On top of his research, he was making picket signs, answering phone calls, and working toward affirmative action. He said that they had held many large demonstrations in Chicago but one of the most notable was the one held in August of 1966 by the Chicago Freedom Movement. It was on that day that King led a crowd of approximately 700 people on a march from Gage Park to Marquette Park for fair housing.

 

Dr. Martin Luther King after being struck by stone in Marquette photo courtesy: saintsabina.org

 

As they were marching, the crowd was confronted by a mob of angry protesters.

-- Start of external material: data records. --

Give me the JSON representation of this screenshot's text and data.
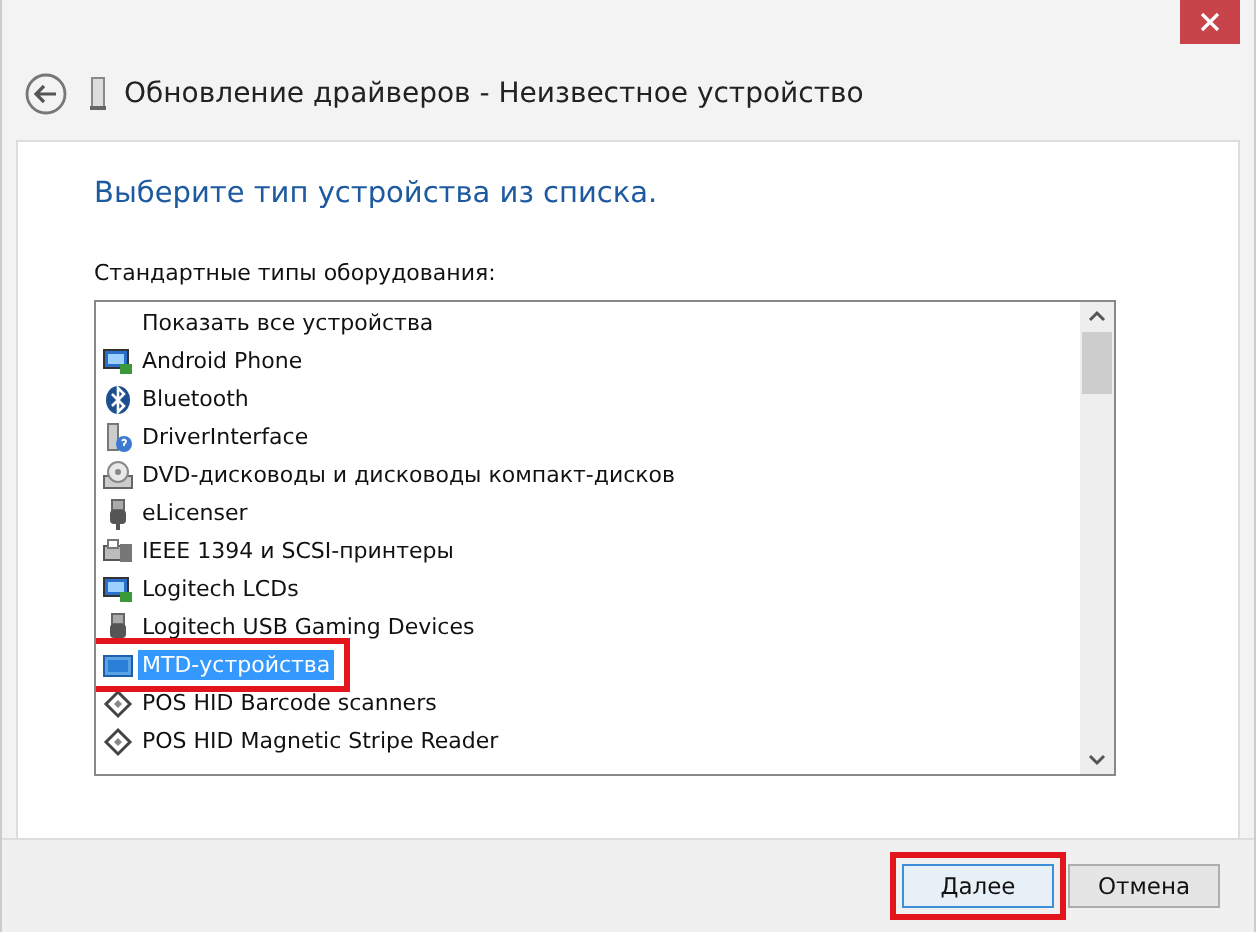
{
  "window": {
    "title": "Обновление драйверов - Неизвестное устройство"
  },
  "heading": "Выберите тип устройства из списка.",
  "list": {
    "label": "Стандартные типы оборудования:",
    "items": [
      {
        "text": "Показать все устройства",
        "kind": "none",
        "selected": false,
        "highlighted": false
      },
      {
        "text": "Android Phone",
        "kind": "monitor",
        "selected": false,
        "highlighted": false
      },
      {
        "text": "Bluetooth",
        "kind": "bluetooth",
        "selected": false,
        "highlighted": false
      },
      {
        "text": "DriverInterface",
        "kind": "help",
        "selected": false,
        "highlighted": false
      },
      {
        "text": "DVD-дисководы и дисководы компакт-дисков",
        "kind": "disc",
        "selected": false,
        "highlighted": false
      },
      {
        "text": "eLicenser",
        "kind": "usb",
        "selected": false,
        "highlighted": false
      },
      {
        "text": "IEEE 1394 и SCSI-принтеры",
        "kind": "printer",
        "selected": false,
        "highlighted": false
      },
      {
        "text": "Logitech LCDs",
        "kind": "monitor",
        "selected": false,
        "highlighted": false
      },
      {
        "text": "Logitech USB Gaming Devices",
        "kind": "usb",
        "selected": false,
        "highlighted": false
      },
      {
        "text": "MTD-устройства",
        "kind": "panel",
        "selected": true,
        "highlighted": true
      },
      {
        "text": "POS HID Barcode scanners",
        "kind": "diamond",
        "selected": false,
        "highlighted": false
      },
      {
        "text": "POS HID Magnetic Stripe Reader",
        "kind": "diamond",
        "selected": false,
        "highlighted": false
      }
    ]
  },
  "buttons": [
    {
      "label": "Далее",
      "highlighted": true,
      "default": true
    },
    {
      "label": "Отмена",
      "highlighted": false,
      "default": false
    }
  ]
}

“That was when Dr. King was hit in the head. And he said the hatred, the racism…was more vicious there than anywhere that he had ever gone,” says O’Neal. King had been struck in the head by a stone, falling to one knee.

“They were throwing bottles, bricks–whatever they could get their hands on.”

 

Protestors gather two days after King’s march through Marquette
photo courtesy:saintsabina.org

 

Of his experience that day, and generally during many other pickets and demonstrations, O’Neal states, “Sometimes you would be a little scared but a lot of the time you would be concerned because you didn’t know what would pop off.”

And they had good reason to be on alert, as O’Neal recounts, sometimes Nazis and the Klu Klux Klan were present at their demonstrations. “They weren’t allowed to be on the same side of the street as us…they were allowed to demonstrate just like we were.”

During the demonstrations he would do quite a bit of writing and documentation. He conducted interviews as well.

“I recorded everything that we were doing. I kept a polaroid recorded with me at all times and a notepad.”

However, in the early 80s, all of his work would be lost in an electrical fire in his house.

“All of my tapes and records were burned. As the fire got started, I pulled up in my driveway and I jumped out of my car and ran in the house.I got the fire extinguisher…but it was too late…..everything was destroyed [the firemen] couldn’t save anything. The only clothes I had left were the ones on my back.”

The fire had spread too fast, thousands of notes he had taken down over the course of his years involved in the civil rights movement, all of those memories gone.

“I would rather save that stuff and have everything else be destroyed,” he admits.

When some memories come back he is able to write them down, but an experience like his is irreplaceable.